Economistes ou lobbyistes ? Nicolas Bouzou, Augustin Landier et David Thesmar ont tous les trois été rémunérés par Uber pour étudier les effets de la plateforme de véhicules de tourisme avec chauffeur (VTC) sur l’économie française. Mais leur travail s’est fait en « totale indépendance », ont-ils assuré lors de leurs auditions récentes par la commission d’enquête parlementaire sur les « Uber Files ».
Le fait que des entreprises privées puissent rémunérer des experts pour rédiger des analyses est connu. Mais l’enquête publiée en juillet 2022 par Le Monde et ses partenaires du consortium international des journalistes d’investigation (ICIJ) a dévoilé les coulisses de ce marché de l’expertise, notamment à partir des échanges entre Uber et les économistes concernés. Face aux dénégations des intéressés, Le Monde publie de nouveaux extraits de ces documents, qui témoignent d’une démarche plus orientée qu’ils ne le prétendent.
« Uber Files », une enquête internationale
« Uber Files » est une enquête reposant sur des milliers de documents internes à Uber adressés par une source anonyme au quotidien britannique The Guardian, et transmis au Consortium international des journalistes d’investigation (ICIJ) et à 42 médias partenaires, dont Le Monde.
Courriels, présentations, comptes rendus de réunion… Ces 124 000 documents, datés de 2013 à 2017, offrent une plongée rare dans les arcanes d’une start-up qui cherchait alors à s’implanter dans les métropoles du monde entier malgré un contexte réglementaire défavorable. Ils détaillent la manière dont Uber a utilisé, en France comme ailleurs, toutes les ficelles du lobbying pour tenter de faire évoluer la loi à son avantage.
Les « Uber Files » révèlent aussi comment le groupe californien, déterminé à s’imposer par le fait accompli et, au besoin, en opérant dans l’illégalité, a mis en œuvre des pratiques jouant volontairement avec les limites de la loi, ou pouvant s’apparenter à de l’obstruction judiciaire face aux enquêtes dont il faisait l’objet.
« 50 000 euros chacun » pour « dix journées à temps plein »
Augustin Landier, professeur à HEC Paris, et David Thesmar, professeur au MIT américain, ont écrit ensemble quatre livres depuis 2007 et forment un duo apprécié des médias. En mars 2016, ils publient avec un salarié d’Uber, Daniel Szomoru, une analyse des profils des chauffeurs Uber en France. Le document mis en ligne par la société précise que MM. Landier et Thesmar « ont travaillé sur ce rapport dans le cadre d’un contrat avec Uber ».

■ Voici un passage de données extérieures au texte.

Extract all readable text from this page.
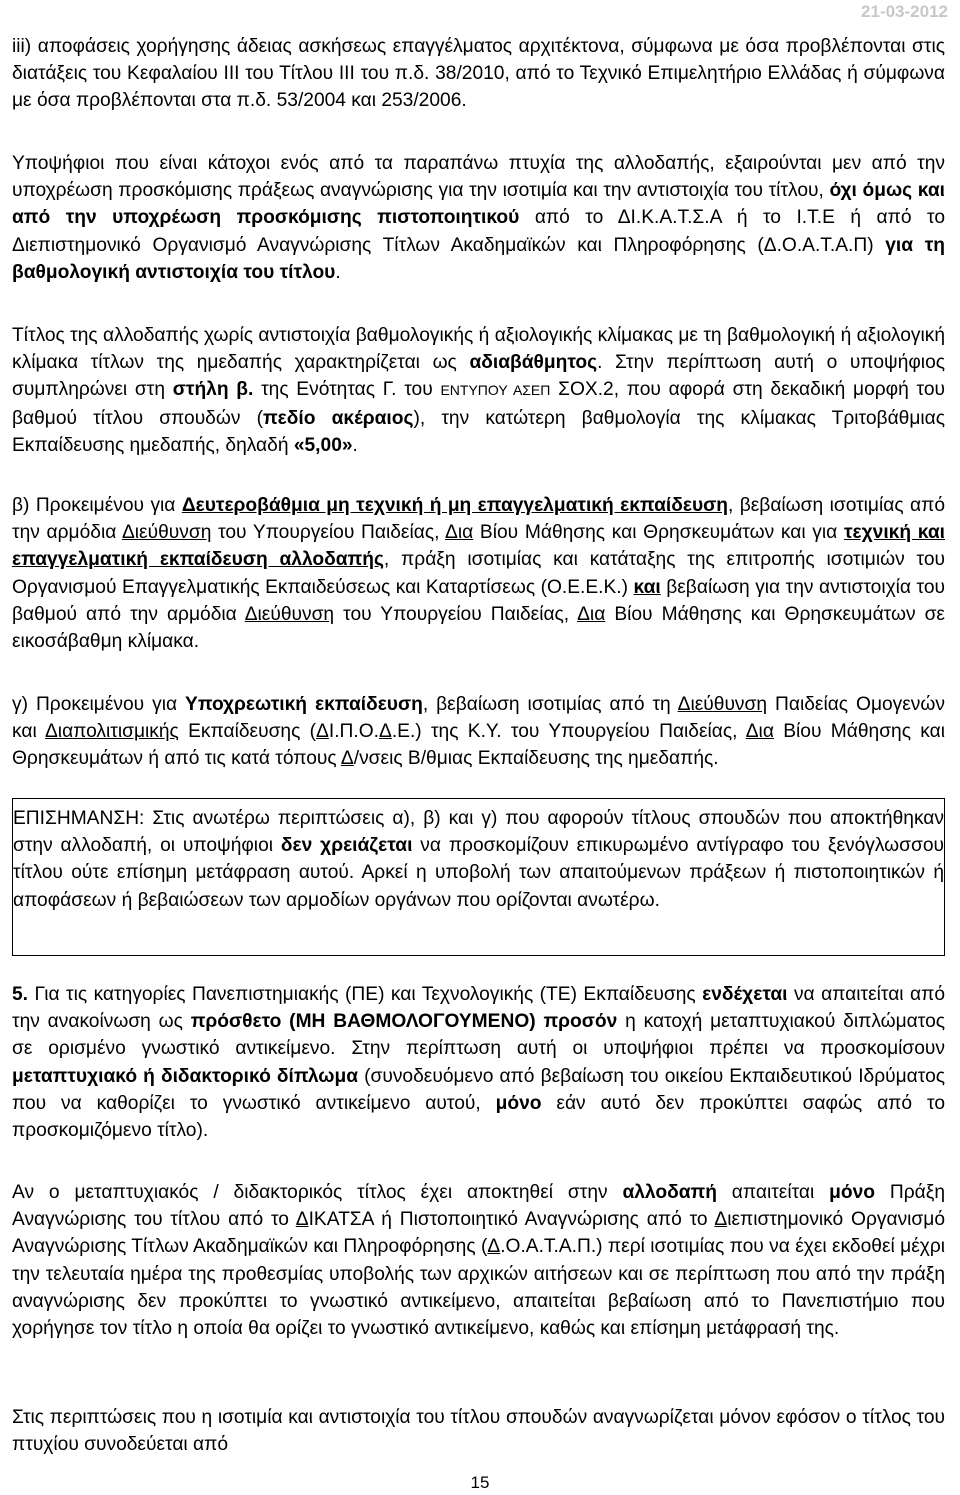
21-03-2012

iii) αποφάσεις χορήγησης άδειας ασκήσεως επαγγέλματος αρχιτέκτονα, σύμφωνα με όσα προβλέπονται στις διατάξεις του Κεφαλαίου ΙΙΙ του Τίτλου ΙΙΙ του π.δ. 38/2010, από το Τεχνικό Επιμελητήριο Ελλάδας ή σύμφωνα με όσα προβλέπονται στα π.δ. 53/2004 και 253/2006.

Υποψήφιοι που είναι κάτοχοι ενός από τα παραπάνω πτυχία της αλλοδαπής, εξαιρούνται μεν από την υποχρέωση προσκόμισης πράξεως αναγνώρισης για την ισοτιμία και την αντιστοιχία του τίτλου, όχι όμως και από την υποχρέωση προσκόμισης πιστοποιητικού από το ΔΙ.Κ.Α.Τ.Σ.Α ή το Ι.Τ.Ε ή από το Διεπιστημονικό Οργανισμό Αναγνώρισης Τίτλων Ακαδημαϊκών και Πληροφόρησης (Δ.Ο.Α.Τ.Α.Π) για τη βαθμολογική αντιστοιχία του τίτλου.

Τίτλος της αλλοδαπής χωρίς αντιστοιχία βαθμολογικής ή αξιολογικής κλίμακας με τη βαθμολογική ή αξιολογική κλίμακα τίτλων της ημεδαπής χαρακτηρίζεται ως αδιαβάθμητος. Στην περίπτωση αυτή ο υποψήφιος συμπληρώνει στη στήλη β. της Ενότητας Γ. του ΕΝΤΥΠΟΥ ΑΣΕΠ ΣΟΧ.2, που αφορά στη δεκαδική μορφή του βαθμού τίτλου σπουδών (πεδίο ακέραιος), την κατώτερη βαθμολογία της κλίμακας Τριτοβάθμιας Εκπαίδευσης ημεδαπής, δηλαδή «5,00».

β) Προκειμένου για Δευτεροβάθμια μη τεχνική ή μη επαγγελματική εκπαίδευση, βεβαίωση ισοτιμίας από την αρμόδια Διεύθυνση του Υπουργείου Παιδείας, Δια Βίου Μάθησης και Θρησκευμάτων και για τεχνική και επαγγελματική εκπαίδευση αλλοδαπής, πράξη ισοτιμίας και κατάταξης της επιτροπής ισοτιμιών του Οργανισμού Επαγγελματικής Εκπαιδεύσεως και Καταρτίσεως (Ο.Ε.Ε.Κ.) και βεβαίωση για την αντιστοιχία του βαθμού από την αρμόδια Διεύθυνση του Υπουργείου Παιδείας, Δια Βίου Μάθησης και Θρησκευμάτων σε εικοσάβαθμη κλίμακα.

γ) Προκειμένου για Υποχρεωτική εκπαίδευση, βεβαίωση ισοτιμίας από τη Διεύθυνση Παιδείας Ομογενών και Διαπολιτισμικής Εκπαίδευσης (ΔΙ.Π.Ο.Δ.Ε.) της Κ.Υ. του Υπουργείου Παιδείας, Δια Βίου Μάθησης και Θρησκευμάτων ή από τις κατά τόπους Δ/νσεις Β/θμιας Εκπαίδευσης της ημεδαπής.

ΕΠΙΣΗΜΑΝΣΗ: Στις ανωτέρω περιπτώσεις α), β) και γ) που αφορούν τίτλους σπουδών που αποκτήθηκαν στην αλλοδαπή, οι υποψήφιοι δεν χρειάζεται να προσκομίζουν επικυρωμένο αντίγραφο του ξενόγλωσσου τίτλου ούτε επίσημη μετάφραση αυτού. Αρκεί η υποβολή των απαιτούμενων πράξεων ή πιστοποιητικών ή αποφάσεων ή βεβαιώσεων των αρμοδίων οργάνων που ορίζονται ανωτέρω.

5. Για τις κατηγορίες Πανεπιστημιακής (ΠΕ) και Τεχνολογικής (ΤΕ) Εκπαίδευσης ενδέχεται να απαιτείται από την ανακοίνωση ως πρόσθετο (ΜΗ ΒΑΘΜΟΛΟΓΟΥΜΕΝΟ) προσόν η κατοχή μεταπτυχιακού διπλώματος σε ορισμένο γνωστικό αντικείμενο. Στην περίπτωση αυτή οι υποψήφιοι πρέπει να προσκομίσουν μεταπτυχιακό ή διδακτορικό δίπλωμα (συνοδευόμενο από βεβαίωση του οικείου Εκπαιδευτικού Ιδρύματος που να καθορίζει το γνωστικό αντικείμενο αυτού, μόνο εάν αυτό δεν προκύπτει σαφώς από το προσκομιζόμενο τίτλο).

Αν ο μεταπτυχιακός / διδακτορικός τίτλος έχει αποκτηθεί στην αλλοδαπή απαιτείται μόνο Πράξη Αναγνώρισης του τίτλου από το ΔΙΚΑΤΣΑ ή Πιστοποιητικό Αναγνώρισης από το Διεπιστημονικό Οργανισμό Αναγνώρισης Τίτλων Ακαδημαϊκών και Πληροφόρησης (Δ.Ο.Α.Τ.Α.Π.) περί ισοτιμίας που να έχει εκδοθεί μέχρι την τελευταία ημέρα της προθεσμίας υποβολής των αρχικών αιτήσεων και σε περίπτωση που από την πράξη αναγνώρισης δεν προκύπτει το γνωστικό αντικείμενο, απαιτείται βεβαίωση από το Πανεπιστήμιο που χορήγησε τον τίτλο η οποία θα ορίζει το γνωστικό αντικείμενο, καθώς και επίσημη μετάφρασή της.

Στις περιπτώσεις που η ισοτιμία και αντιστοιχία του τίτλου σπουδών αναγνωρίζεται μόνον εφόσον ο τίτλος του πτυχίου συνοδεύεται από

15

L’enquête « Uber Files » a montré qu’au-delà d’une simple analyse économique, cette étude s’est inscrite dans la stratégie de lobbying de la plateforme de VTC. « Le message-clé, c’est l’emploi. (…) Nous utiliserons le rapport de Landier à toutes les sauces pour obtenir un retour sur investissement », écrivait ainsi un lobbyiste en 2015 dans une série d’échanges internes de l’entreprise Uber. Un enjeu qui a justifié le paiement de 100 000 euros aux auteurs, ce qu’a confirmé aux députés David Thesmar le 30 mars : « On a fait 50 000 euros chacun » pour « au moins dix journées à temps plein » chacun, s’est-il justifié, assurant que cette somme somme se situe dans les tarifs habituels du marché.
Les deux universitaires ont en revanche défendu leur démarche et sa présentation, estimant avoir clairement affiché la couleur. « L’étude n’a pas été soumise à un journal académique » justement parce que les données ont été fournies par Uber, a expliqué Augustin Landier, auditionné le 6 avril. Le premier article de la presse française évoquant ce travail, publié par Les Echos et relayé par M. Landier sur Twitter, le présente tout de même comme « la première étude universitaire réalisée sur le sujet ».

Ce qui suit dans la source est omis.